В Гамбурге Ф. Э. Бах нашел совершенно иные условия для музыкальной деятельности и обосновался там с 1767 года до конца дней. По существу он стал музыкальным руководи­телем города, заменив только что умершего Г. Ф. Телемана в должности городского музыкального директора, ставши кан­тором в ряде церквей, организатором концертной жизни. В кон­цертах, начавшихся по его инициативе с апреля 1768 года, исполнялись также его сочинения и сам он выступал как клавесинист. В гамбургские годы Ф. Э. Бах пользовался полным признанием и огромным музыкальным авторитетом. Именно к тому времени его слава временно затмила в глазах совре­менников подлинное величие его гениального отца. В лице Баха его слушатели ценили прежде всего представителя нового «выразительного стиля» — как в его собственных сочинениях, так и в исполнительском искусстве. И хотя среди его произ­ведений были и оратории, и кантаты, и симфонии, главную известность принесла ему музыка для клавира, наибольшую славу — выступления композитора-исполнителя. Кстати, его кла­вирные сочинения в большом количестве публиковались при его жизни, что также способствовало их преимущественному распространению.

В октябре 1772 года Чарлз Бёрни посетил Ф. Э. Баха в его гамбургском доме и в течение нескольких часов имел возмож­ность слушать его игру. Бах, — по словам мемуариста, — «сел за любимый им зильбермановский клавикорд и сыграл несколько своих лучших и труднейших сочинений с изяществом, точностью и воодушевлением, которыми он по праву славится среди со­отечественников. В патетических и медленных частях всякий раз, когда ему надо было придать выразительность долгому звуку, он умудрялся извлекать из своего инструмента буквально вопли скорби и жалобы, какой только возможно получить на клавикорде и, вероятно, только ему одному». Во время игры, — продолжает Бёрни, — Бах «становился столь взволнованным и одержимым, что не только играл вдохновенно, но и выгля­дел так».

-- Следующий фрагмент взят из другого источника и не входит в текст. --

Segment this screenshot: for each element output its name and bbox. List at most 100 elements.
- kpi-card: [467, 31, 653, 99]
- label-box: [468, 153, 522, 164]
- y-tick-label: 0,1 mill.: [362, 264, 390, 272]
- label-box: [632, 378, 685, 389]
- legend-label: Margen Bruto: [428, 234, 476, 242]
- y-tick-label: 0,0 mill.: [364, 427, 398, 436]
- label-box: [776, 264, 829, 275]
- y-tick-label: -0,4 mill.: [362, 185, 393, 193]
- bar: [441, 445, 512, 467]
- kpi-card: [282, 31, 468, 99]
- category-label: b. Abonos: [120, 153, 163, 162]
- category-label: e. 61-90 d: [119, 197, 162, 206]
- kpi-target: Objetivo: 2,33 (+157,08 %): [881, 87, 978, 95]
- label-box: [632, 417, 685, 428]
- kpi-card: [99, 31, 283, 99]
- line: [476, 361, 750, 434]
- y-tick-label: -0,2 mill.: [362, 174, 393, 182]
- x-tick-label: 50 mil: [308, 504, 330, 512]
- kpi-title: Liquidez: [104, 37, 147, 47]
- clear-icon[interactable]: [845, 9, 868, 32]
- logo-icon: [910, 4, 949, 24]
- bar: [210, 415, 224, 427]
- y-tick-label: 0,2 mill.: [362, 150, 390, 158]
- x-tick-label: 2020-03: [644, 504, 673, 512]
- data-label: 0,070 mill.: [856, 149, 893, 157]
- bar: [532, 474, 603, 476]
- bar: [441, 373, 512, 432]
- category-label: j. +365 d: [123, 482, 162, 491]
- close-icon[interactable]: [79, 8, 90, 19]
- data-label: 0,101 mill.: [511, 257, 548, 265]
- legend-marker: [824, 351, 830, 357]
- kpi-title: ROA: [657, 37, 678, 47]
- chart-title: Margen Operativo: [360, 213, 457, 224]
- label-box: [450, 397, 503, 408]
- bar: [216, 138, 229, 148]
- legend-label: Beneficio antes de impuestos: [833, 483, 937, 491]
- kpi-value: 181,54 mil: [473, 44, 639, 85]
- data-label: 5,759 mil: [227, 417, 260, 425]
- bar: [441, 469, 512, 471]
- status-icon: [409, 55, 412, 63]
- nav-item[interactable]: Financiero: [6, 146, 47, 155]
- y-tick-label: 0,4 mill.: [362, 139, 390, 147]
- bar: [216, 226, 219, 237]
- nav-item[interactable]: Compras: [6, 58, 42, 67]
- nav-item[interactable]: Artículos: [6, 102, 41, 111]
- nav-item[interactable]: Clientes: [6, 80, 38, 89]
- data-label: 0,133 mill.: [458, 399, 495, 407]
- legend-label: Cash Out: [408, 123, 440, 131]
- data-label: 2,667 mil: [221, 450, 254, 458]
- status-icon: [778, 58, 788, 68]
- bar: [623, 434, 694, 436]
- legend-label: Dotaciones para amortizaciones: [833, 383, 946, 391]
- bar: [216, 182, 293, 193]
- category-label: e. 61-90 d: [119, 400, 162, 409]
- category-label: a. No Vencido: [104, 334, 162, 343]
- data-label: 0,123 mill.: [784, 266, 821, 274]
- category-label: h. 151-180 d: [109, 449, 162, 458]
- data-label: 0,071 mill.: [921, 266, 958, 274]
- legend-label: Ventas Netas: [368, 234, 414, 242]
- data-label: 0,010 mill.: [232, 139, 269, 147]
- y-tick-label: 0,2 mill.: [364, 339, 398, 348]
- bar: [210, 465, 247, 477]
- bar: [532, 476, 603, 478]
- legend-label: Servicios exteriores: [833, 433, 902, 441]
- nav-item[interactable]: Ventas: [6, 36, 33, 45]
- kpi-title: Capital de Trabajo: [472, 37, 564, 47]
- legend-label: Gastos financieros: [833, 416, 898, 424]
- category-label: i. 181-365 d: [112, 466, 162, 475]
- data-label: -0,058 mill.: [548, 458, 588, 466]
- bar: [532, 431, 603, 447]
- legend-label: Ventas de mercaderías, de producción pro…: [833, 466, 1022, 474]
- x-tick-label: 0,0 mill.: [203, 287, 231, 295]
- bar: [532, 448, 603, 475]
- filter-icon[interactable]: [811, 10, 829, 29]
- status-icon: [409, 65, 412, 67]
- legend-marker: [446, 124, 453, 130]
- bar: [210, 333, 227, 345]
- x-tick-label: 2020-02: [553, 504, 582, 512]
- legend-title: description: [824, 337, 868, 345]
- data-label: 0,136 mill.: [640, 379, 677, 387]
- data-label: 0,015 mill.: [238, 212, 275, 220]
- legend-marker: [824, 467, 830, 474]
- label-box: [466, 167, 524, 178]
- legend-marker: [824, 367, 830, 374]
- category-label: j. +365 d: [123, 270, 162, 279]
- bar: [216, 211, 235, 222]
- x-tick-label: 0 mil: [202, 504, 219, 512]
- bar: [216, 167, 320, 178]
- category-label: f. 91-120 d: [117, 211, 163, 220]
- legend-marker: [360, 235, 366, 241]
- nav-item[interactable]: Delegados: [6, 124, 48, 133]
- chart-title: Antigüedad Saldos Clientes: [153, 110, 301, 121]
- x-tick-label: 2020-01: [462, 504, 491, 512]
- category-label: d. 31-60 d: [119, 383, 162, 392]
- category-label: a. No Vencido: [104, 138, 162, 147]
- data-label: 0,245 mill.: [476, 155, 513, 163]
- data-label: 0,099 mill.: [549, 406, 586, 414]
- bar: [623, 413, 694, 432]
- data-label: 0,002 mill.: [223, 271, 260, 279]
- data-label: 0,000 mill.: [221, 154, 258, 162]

«Сегодня его исполнение убедило меня в том. чт о мне рань­ше подсказывали его произведения, а именно, что он не только один из величайших композиторов, когда-либо сочинявших для клавишных инструментов, но и лучший исполнитель с точки зрения выражения; ибо другие, возможно, обладали такой же беглостью, но он владеет любым стилем, хотя он сам преи­мущественно придерживается экспрессивного» 12. Далее Бёрни

12 Бёрни Ч. Музыкальные путешествия. Дневник путешествия 1772 г. по Бельгии, Австрии, Чехии, Германии и Голландии, с. 235, 236.

сопоставляет Ф. Э. Баха с Д. Скарлатти, находя, что оба они в равной мере шли новыми путями и опередили свой век.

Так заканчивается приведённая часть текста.